Hoje parti para um dos meus safáris fotográficos que tanto adoro. Quando olho pela lente da máquina fotográfica enxergo o mundo de outra maneira. A missão de hoje foi ver Buenos Aires através dos vários espelhos com os quais a cidade se cobriu para refletir a própria beleza. As imagens retorcidas refletidas pelos espelhos revelam uma nova cidade, invertida, esperando para ser explorada.
As outras fotos podem ser vistas aqui.
sexta-feira, 11 de novembro de 2011
O ex
Ontem assistimos a La Piel Que Habito, do Almodóvar, mas sobre o filme eu falo em outra oportunidade. Morri de rir foi com este comercial do Banco Galicia que foi exibido antes do filme.
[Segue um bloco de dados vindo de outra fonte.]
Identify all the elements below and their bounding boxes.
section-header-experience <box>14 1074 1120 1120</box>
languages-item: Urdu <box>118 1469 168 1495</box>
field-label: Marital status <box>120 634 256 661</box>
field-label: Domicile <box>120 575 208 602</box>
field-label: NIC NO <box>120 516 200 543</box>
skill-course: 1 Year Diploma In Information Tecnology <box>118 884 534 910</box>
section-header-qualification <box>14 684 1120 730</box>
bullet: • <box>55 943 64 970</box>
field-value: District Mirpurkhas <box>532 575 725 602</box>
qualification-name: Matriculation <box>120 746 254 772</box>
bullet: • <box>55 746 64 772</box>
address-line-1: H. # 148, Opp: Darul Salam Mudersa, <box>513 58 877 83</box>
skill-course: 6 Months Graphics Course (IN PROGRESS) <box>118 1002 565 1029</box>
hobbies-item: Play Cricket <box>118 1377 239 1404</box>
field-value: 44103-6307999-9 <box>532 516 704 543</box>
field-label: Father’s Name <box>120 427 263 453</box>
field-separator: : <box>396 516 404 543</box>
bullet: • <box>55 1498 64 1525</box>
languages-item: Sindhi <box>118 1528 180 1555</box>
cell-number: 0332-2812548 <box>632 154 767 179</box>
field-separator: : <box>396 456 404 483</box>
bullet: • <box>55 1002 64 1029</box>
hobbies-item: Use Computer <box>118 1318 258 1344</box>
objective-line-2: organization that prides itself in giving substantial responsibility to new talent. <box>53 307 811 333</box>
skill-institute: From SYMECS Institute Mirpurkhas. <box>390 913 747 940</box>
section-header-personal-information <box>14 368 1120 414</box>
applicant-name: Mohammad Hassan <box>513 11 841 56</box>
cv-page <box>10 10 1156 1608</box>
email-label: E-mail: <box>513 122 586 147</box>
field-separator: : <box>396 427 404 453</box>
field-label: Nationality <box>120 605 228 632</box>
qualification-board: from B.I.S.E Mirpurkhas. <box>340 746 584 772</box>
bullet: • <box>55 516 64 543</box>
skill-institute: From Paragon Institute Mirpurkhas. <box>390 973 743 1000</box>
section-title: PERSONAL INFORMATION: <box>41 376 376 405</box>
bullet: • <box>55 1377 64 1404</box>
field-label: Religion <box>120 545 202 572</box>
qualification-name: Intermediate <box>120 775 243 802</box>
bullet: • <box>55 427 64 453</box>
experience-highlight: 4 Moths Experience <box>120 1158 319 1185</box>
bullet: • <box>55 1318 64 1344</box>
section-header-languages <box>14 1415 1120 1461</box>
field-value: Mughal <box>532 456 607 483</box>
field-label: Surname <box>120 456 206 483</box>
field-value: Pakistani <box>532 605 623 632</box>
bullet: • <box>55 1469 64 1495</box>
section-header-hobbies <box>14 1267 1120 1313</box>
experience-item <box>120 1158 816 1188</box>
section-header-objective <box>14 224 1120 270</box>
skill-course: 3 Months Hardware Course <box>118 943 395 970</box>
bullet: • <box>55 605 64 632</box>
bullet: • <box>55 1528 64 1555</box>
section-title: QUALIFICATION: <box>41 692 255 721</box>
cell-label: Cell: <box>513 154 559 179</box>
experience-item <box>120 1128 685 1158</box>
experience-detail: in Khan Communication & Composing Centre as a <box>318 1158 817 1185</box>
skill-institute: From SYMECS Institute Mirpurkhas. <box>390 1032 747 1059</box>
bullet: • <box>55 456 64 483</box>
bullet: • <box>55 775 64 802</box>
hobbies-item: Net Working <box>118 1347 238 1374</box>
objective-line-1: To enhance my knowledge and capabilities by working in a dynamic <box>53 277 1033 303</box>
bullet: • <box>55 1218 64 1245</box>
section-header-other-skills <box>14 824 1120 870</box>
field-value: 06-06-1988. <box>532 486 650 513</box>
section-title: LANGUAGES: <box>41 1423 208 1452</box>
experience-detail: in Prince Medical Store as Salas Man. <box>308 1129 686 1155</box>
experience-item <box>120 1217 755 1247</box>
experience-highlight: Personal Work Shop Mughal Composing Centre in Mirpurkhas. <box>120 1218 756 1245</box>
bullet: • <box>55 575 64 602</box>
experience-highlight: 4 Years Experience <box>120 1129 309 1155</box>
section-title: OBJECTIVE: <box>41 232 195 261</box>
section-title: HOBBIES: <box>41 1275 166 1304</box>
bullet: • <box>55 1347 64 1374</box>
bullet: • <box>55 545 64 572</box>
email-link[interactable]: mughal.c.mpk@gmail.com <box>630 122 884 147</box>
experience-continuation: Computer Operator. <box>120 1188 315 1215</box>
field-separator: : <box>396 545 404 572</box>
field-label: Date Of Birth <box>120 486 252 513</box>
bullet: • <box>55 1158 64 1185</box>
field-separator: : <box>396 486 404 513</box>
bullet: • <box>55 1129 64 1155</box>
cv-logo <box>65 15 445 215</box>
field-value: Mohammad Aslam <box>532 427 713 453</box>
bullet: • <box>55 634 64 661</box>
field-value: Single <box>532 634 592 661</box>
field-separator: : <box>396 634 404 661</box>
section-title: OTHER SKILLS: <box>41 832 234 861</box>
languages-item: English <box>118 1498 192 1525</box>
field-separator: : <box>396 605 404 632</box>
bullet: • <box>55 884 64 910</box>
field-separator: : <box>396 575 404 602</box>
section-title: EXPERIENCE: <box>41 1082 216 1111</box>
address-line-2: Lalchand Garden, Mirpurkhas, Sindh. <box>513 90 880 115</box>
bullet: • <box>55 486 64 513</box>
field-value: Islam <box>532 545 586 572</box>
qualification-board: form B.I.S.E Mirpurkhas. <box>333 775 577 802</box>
Na véspera também tínhamos encontrado com o "ex".
De volta para o passado
Em contraste com toda a beleza arquitetônica que prevalece em Buenos Aires, o prédio da Biblioteca Nacional é uma das coisas mais horrendas que já vi na vida. Feio, pesado, esquisito, todinho feito de concreto. Dá a impressão que alguém descartou ali este bloco suspenso por quatro pernas e se esqueceu dele.
Nunca tinha visitado o prédio antes e aproveitei ontem para descobrir o quê aquele bloco hediondo esconde por dentro. Tive uma grande surpresa. Tudo em Buenos Aires me dá a impressão que o tempo parou, mas é normalmente um sentimento nostálgico e bom, quase reconfortante. A Biblioteca Nacional me deu a impressão que o tempo parou, mas em um tempo ruim.
O funcionamento da Biblioteca parece estar parado nos tempos das mentes atrasadas do militarismo, marcado pela síndrome do pequeno poder. Na recepção há quatro atendentes; um checando mensagens no celular, outro fingindo que está escrevendo alguma coisa, o terceiro desviando o olhar e tentando passar despercebido, e um quarto que solicita que os visitantes preencham uma "ficha". A ficha é tão longa que ele mesmo a pega de volta antes de preenchida e encerra com um "está bien, está bien" meio impaciente.
Quando o atendente me viu com a máquina fotográfica informou que para tirar fotografias no interior da Biblioteca eu precisaria ir ao primeiro andar e preencher uma solicitação por escrito. Foi a primeira vez que ouvi algo assim, especialmente nesta cidade que é tão camera friendly. Achei melhor desistir de fotos no interior da Biblioteca.
O lado de dentro é tão feio quanto o lado de fora, além de ser mal preservado, com cadeiras quebradas e almofadas encardidas, tudo guardado por atendentes sonolentos. Talvez a única coisa boa foi ver as enormes salas de leitura lotadas de adolescentes em absolutíssimo silêncio. Derrubar um alfinete ali no meio daquela multidão teria o mesmo efeito de uma bomba.
quinta-feira, 10 de novembro de 2011
O dia em que me queiras
Depois de um vôo turbulento e lotadíssimo, chegamos ontem a Buenos Aires pouco depois do meio-dia para a nossa escapada portenha anual. Já instalados, saímos para respirar um pouco do ar abafado e quente da cidade e eis que... me encontro com alguém que não via há quase dez anos: meu primeiro marido. Ele é brasileiro, mas mora na Suíça há vários anos. Está aqui em Buenos Aires a negócios.
Saímos os três para jantar mais à noite. Vários assuntos para atualizar. Cheguei no hotel com a cabeça girando e tentando entender estas coisas inexplicáveis que acontecem com a gente. Em inglês tem uma palavra bacana para isto: serendipity. Aqui na Argentina acho que chamariam de tango mesmo.
quarta-feira, 9 de novembro de 2011
Tempo, tempo, tempo, tempo... Entro num acordo contigo
A gente se lembra que o tempo passou quando depara com esta foto do garotão Jonathan Lipnicki aí em cima. E ainda se lembrava dele como o garotinho do filme Jerry Maguire aí embaixo.